5 reasons rolling news, reader revenue don’t mix
Satisfying Audiences Blog | 05 November 2018
More and more news organisations are moving toward a mixed revenue model with a paid-for element.
From 171 European news organisations studied for a Reuters Institute survey last year, 46% operated some sort of pay model (freemium, metered, or hard paywall). In the United States, 15 of the most visited newspaper sites have some form of paywall.
However, few have given much consideration into what this new customer relationship means for their content strategy. They continue to produce the kind of journalism they’ve always done, which was created and distributed to drive traffic and accrue advertising revenue. Quick turnaround breaking news, social media reaction stories, and cheap lists proliferate.
This failure to reconsider content strategy alongside the business model represents a missed opportunity. So, if you represent a news organisation looking to move to a paid-for model, you might want to consider stepping away from rolling news for the following reasons:
1. Fast is never fast enough.
With an increasingly global news agenda and newsrooms limited by resources, it’s difficult to cover everything, everywhere, in a timely way. Satisfying the expectations of paying customers is difficult, even if you have extensive resources.
The New York Times found this when it did a small study of subscribers in 2015. The company found two types of needs: “Early followers” tended to track breaking news on Twitter but were frustrated when they had to read it all over again when it was published on the news site. “Latecomers,” by contrast, wanted background and context and didn’t care for speed at all.
The lesson? Publishing something in between only served to disappoint both groups.
There are some areas where speed is important — stock market news, for example — and business-focused news providers like the Financial Times (UK) and The Wall Street Journal (US) have made this a focus of their output and reaped the subscription rewards.
But it’s telling that one of the best consumer-focused rolling news products, CNN’s Breaking News, was closed in 2016 because it couldn’t find enough revenue to sustain itself.
2. It’s not conducive to informing consumers.

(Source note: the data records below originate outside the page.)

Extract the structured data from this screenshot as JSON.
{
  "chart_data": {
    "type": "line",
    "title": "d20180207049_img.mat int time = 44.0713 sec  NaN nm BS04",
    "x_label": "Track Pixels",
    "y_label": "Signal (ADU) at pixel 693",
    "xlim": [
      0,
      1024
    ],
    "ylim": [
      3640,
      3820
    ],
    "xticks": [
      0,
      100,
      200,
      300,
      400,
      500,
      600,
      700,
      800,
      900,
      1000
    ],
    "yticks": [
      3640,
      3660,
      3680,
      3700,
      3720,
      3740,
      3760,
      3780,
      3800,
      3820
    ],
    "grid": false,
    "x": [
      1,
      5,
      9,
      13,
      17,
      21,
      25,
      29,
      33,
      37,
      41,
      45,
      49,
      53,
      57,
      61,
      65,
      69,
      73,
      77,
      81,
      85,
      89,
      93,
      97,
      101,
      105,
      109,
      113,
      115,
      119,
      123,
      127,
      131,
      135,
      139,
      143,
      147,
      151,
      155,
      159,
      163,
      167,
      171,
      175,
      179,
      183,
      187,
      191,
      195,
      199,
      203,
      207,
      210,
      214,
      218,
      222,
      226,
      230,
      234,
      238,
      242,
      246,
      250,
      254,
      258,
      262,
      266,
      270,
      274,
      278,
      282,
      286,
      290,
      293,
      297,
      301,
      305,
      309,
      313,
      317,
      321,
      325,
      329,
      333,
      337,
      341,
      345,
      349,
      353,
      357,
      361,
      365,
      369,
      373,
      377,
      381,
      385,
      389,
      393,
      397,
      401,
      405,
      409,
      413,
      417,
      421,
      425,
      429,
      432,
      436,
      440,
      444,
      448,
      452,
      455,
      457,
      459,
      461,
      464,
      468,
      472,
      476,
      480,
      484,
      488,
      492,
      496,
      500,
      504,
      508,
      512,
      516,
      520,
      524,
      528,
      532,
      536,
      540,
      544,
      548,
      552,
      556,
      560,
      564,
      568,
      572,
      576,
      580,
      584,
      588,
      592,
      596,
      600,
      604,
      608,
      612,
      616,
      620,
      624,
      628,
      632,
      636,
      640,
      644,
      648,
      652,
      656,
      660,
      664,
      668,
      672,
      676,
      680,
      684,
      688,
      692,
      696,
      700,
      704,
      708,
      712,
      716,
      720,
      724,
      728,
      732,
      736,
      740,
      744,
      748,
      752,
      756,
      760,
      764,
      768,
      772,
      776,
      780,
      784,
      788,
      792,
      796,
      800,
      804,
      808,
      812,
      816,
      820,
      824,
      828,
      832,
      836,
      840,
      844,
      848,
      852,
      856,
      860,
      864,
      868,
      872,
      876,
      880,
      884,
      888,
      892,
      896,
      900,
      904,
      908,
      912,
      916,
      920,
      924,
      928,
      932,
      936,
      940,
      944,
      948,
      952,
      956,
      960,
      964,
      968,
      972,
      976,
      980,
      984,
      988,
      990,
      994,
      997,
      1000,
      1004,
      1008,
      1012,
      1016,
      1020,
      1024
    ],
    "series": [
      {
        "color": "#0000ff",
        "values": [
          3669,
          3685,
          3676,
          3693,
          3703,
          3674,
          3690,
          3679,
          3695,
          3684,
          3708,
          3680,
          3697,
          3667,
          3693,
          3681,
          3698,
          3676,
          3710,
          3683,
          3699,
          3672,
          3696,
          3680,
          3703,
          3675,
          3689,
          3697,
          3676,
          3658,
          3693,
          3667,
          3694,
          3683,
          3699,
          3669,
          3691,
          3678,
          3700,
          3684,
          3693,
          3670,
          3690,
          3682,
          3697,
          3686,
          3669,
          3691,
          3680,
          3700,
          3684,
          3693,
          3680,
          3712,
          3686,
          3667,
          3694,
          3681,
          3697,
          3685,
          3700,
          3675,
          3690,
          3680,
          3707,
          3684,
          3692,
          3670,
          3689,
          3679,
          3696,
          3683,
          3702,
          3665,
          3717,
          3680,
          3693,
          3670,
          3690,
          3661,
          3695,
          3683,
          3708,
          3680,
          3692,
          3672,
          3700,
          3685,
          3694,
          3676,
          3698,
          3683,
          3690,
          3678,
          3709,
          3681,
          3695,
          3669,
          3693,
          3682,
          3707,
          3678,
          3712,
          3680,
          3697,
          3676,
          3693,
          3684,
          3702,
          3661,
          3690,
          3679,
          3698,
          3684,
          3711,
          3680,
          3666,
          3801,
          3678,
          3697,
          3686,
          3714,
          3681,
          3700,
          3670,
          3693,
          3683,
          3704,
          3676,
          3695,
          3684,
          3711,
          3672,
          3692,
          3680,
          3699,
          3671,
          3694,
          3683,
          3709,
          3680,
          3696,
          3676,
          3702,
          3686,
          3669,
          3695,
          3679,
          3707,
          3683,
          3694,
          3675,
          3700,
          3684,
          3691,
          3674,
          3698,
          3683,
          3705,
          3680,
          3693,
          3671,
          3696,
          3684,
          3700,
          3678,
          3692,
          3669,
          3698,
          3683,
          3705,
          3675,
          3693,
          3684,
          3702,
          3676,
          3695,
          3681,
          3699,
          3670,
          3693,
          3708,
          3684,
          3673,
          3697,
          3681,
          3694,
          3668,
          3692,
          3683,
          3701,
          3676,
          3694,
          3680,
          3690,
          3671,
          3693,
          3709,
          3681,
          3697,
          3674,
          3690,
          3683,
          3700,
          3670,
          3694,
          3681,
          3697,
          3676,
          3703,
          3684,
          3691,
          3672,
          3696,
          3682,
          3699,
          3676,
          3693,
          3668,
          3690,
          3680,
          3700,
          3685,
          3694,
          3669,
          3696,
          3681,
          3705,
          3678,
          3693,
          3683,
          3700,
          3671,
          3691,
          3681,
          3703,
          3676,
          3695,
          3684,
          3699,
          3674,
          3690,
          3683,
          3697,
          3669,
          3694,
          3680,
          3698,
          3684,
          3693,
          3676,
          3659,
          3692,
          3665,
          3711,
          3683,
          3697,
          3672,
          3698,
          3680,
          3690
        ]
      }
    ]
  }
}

Every day, an estimated 100 million pieces of information are published to the Web in English alone. One issue of The New York Times is reportedly packed with more information than the average 19th-century individual encountered in a lifetime. It has become so difficult for consumers to process the amount of information out there that futurists are advocating “selective ignorance.”
The value of news organisations used to be that they filtered what was significant. Now they are a major contributor of noise. Last year, Mail Online, the Daily Mail’s Web site, published 244,000 articles alone. If each story was 200 words in length and read at the average speed of 130 words per minute, it would take a user 37 weeks non-stop (without sleep) to consume them all.
Consumers need help to understand the forces at play, not more hurdles to jump over.
3. Differentiate from the free competitors.
If you’re charging for access to content but you can get access to similar information on other sites or on networks like Twitter, the perception that your rolling coverage is worth paying for is likely to be limited.
An academic paper in 2015 called this “perceived worthwhileness.” That is the combination of many interrelated factors making consumers believe a product to be of worth, including, time spent with the product, situational fit, and price, among other factors.
The Times and The Sunday Times (for which I worked for seven years until June this year) launched a paywall in 2010 but, from 2015, moved away from rolling news and instead published three times a day. The idea was users would come to The Times to find out what stories meant, not just that they happened.
Only a handful of readers even noticed, and the titles passed 500,000 subscribers in July.
4. It’s affecting users’ health.
Users are increasingly torn between wanting to be informed and being overwhelmed.
A survey earlier this year by the American Psychological Association found more than half of respondents were stressed by news and the “checking cycle” they’ve adopted to keep up to speed. Many sites experience a bump in traffic around 10 p.m. when people check what’s happened before they go to bed, which can’t be good for their sleep patterns.
Oliver Burkeman, an author and columnist for the Guardian in the United Kingdom, recommended reading a print newspaper or using “read later” apps to help contextualise the maelstrom of news and avoid “headline anxiety.”
Whether you operate a paid-for model or not, organisations can help users out by publishing fuller articles, less frequently.
5. Changing the newsroom is easier without it.
Constantly updating digital products leaves little time for a news organisation to adjust ways of working and review progress.
By stepping out of the rolling news cycle, editors have more time to do increasingly important jobs such as reviewing analytics data, working with other stakeholders in cross-departmental initiatives to drive subscription or membership, or attending training on new ways to tell stories that people will pay for.
Early digital players such as De Correspondent (the Netherlands) and Zetland (Denmark) have developed paid-for models without promising to report on everything while fresh start-ups such as Tortoise Media (UK) and Kinzen (Ireland) are taking a slow journalism approach in the hope they can capture a customer base that wants less, not more.
Your organisation might consider doing the same.